Assim, cada um dos poderes patriarcais, inter-relacionados e conformados por corpos de homens, trabalha nessa missão femicida em que se assenta a grande época moderna que tanto os orgulha. Federici menciona os nomes de alguns dos “grandes homens” que argumentam a favor da matança: Bacon, Kepler, Galileu, Shakespeare, Pascal, Descartes.
Como tudo no patriarcado, os filósofos, escritores, cientistas, estadistas, juízes e intelectuais não são casos excepcionais e isolados – como se faz parecer nossa história de mulheres (Rich).
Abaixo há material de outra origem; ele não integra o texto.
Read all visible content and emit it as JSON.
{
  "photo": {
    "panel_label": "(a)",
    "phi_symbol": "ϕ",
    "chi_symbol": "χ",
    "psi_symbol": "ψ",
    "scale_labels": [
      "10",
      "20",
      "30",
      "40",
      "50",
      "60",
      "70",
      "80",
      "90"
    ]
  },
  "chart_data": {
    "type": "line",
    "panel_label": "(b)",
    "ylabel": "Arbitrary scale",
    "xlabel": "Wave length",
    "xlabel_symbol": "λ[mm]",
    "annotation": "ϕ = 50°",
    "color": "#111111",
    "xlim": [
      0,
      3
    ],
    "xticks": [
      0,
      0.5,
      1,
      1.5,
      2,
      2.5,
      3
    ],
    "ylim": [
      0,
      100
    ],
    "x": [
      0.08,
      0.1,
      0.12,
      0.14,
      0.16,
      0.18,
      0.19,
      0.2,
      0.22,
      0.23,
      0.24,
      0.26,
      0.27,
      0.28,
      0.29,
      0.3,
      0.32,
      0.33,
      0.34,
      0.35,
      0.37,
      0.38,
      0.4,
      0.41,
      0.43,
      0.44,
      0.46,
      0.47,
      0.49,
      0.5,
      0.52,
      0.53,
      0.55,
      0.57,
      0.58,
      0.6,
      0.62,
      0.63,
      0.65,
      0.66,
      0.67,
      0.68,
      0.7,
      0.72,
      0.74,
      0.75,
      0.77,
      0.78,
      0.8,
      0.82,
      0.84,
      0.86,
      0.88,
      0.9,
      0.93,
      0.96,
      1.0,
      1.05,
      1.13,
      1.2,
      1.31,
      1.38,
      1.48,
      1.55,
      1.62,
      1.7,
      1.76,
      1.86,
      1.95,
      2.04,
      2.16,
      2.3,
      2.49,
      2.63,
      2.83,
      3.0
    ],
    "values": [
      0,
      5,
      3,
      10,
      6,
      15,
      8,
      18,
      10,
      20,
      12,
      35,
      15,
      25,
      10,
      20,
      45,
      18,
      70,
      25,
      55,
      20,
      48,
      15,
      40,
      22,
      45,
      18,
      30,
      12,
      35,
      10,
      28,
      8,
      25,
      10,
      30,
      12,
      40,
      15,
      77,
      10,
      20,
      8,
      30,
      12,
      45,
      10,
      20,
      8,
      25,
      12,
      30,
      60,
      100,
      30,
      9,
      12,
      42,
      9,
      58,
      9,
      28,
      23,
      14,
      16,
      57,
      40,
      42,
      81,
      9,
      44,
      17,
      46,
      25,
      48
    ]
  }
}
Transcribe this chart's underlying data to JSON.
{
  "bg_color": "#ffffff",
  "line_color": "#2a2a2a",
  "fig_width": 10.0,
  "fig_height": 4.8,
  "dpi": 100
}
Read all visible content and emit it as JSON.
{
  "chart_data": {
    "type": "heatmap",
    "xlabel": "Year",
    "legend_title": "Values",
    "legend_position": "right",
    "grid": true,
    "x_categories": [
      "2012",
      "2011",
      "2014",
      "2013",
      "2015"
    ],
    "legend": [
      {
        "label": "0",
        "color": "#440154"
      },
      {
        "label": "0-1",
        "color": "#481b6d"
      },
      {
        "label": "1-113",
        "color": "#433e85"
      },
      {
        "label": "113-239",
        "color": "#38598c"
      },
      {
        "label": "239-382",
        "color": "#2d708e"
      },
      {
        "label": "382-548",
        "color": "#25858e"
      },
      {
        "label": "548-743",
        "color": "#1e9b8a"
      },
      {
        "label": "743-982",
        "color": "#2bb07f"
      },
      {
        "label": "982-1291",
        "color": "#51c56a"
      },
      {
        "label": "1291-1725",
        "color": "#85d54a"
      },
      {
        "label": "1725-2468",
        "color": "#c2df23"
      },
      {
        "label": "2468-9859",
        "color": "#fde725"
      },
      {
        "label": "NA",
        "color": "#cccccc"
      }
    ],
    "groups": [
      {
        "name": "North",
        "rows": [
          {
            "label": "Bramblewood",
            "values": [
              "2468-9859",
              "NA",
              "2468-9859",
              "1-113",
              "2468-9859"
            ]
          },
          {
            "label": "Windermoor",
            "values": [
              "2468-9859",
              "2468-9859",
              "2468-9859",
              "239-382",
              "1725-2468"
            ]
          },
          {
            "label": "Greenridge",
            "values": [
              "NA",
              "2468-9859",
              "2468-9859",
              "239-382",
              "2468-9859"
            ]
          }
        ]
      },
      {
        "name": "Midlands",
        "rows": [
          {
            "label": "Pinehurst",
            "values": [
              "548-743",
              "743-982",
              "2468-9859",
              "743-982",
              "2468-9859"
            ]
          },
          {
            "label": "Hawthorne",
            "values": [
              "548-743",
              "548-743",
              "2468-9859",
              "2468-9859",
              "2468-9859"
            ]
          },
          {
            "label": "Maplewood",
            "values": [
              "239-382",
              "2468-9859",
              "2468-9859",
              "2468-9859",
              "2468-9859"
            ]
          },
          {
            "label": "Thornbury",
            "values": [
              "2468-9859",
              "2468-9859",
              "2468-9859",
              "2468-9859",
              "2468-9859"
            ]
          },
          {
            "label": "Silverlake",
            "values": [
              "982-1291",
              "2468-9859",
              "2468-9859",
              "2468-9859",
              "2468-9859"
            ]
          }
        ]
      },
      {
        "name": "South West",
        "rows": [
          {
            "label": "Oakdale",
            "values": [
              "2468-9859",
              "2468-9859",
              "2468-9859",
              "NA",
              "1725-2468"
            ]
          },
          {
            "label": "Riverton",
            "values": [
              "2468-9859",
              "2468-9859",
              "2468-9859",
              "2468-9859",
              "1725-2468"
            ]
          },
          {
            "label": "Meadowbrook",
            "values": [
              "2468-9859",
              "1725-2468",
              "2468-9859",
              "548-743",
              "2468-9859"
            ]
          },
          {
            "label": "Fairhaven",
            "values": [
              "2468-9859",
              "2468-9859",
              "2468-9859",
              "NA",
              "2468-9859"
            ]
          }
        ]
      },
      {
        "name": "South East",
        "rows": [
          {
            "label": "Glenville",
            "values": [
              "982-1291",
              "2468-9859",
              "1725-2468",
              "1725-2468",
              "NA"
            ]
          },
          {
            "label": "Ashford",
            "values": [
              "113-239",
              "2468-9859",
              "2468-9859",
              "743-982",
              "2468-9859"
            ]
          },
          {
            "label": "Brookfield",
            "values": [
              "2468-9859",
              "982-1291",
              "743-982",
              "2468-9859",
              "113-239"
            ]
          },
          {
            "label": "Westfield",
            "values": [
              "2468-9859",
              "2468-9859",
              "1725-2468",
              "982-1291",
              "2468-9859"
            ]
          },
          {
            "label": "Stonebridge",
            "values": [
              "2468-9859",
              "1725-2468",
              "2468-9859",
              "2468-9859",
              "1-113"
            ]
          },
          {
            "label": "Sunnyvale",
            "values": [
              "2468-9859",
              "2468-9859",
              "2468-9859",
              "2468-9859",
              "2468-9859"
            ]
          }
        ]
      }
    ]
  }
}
Os “grandes homens” formam parte de uma tradição de pensamento; portanto, a justificativa misógina que eles sustentam conta com a cumplicidade de todos, porque a tradição consiste na legitimação de uns por outros mediante a citação textual, a conservação da linguagem dos “eleitos” e a configuração hierárquica das disciplinas. Lonzi cuspiu em Hegel; no entanto, é necessário cuspir em toda a tradição de pensamento patriarcal.
Ao Renascimento se segue o Século das Luzes, e encontramos os Homens como donos da Razão. Em 1789, mandaram para a guilhotina as revolucionárias que ousaram considerar-se seres políticas e pensantes. O diálogo entre estas e as bruxas foi cortado e não o herdamos. Mas herdamos todos os misóginos: Shakespeare continua sendo reproduzido nos teatros e no cinema. Os irmãos Grimm seguem vigentes em Walt Disney.
O método cartesiano continua sendo válido na filosofia e nas ciências. Marx analisa o capitalismo sem se pronunciar sobre a caça às bruxas levada a cabo para que este sistema econômico se consolidasse. Foucault estuda os séculos XVII, XVIII e XIX e mantém um silêncio ensurdecedor, diz Federici, sobre a queima de mulheres e sobre a câmara de tortura de onde os gritos de dor das mulheres vociferam um “discurso da sexualidade”. Desde outra frente patriarcal, Chomsky, legitimado pela ciência lingüística, inventa o Gerativismo e se inspira em Descartes, porque o sujeito lingüístico chomskiano é o sujeito cartesiano.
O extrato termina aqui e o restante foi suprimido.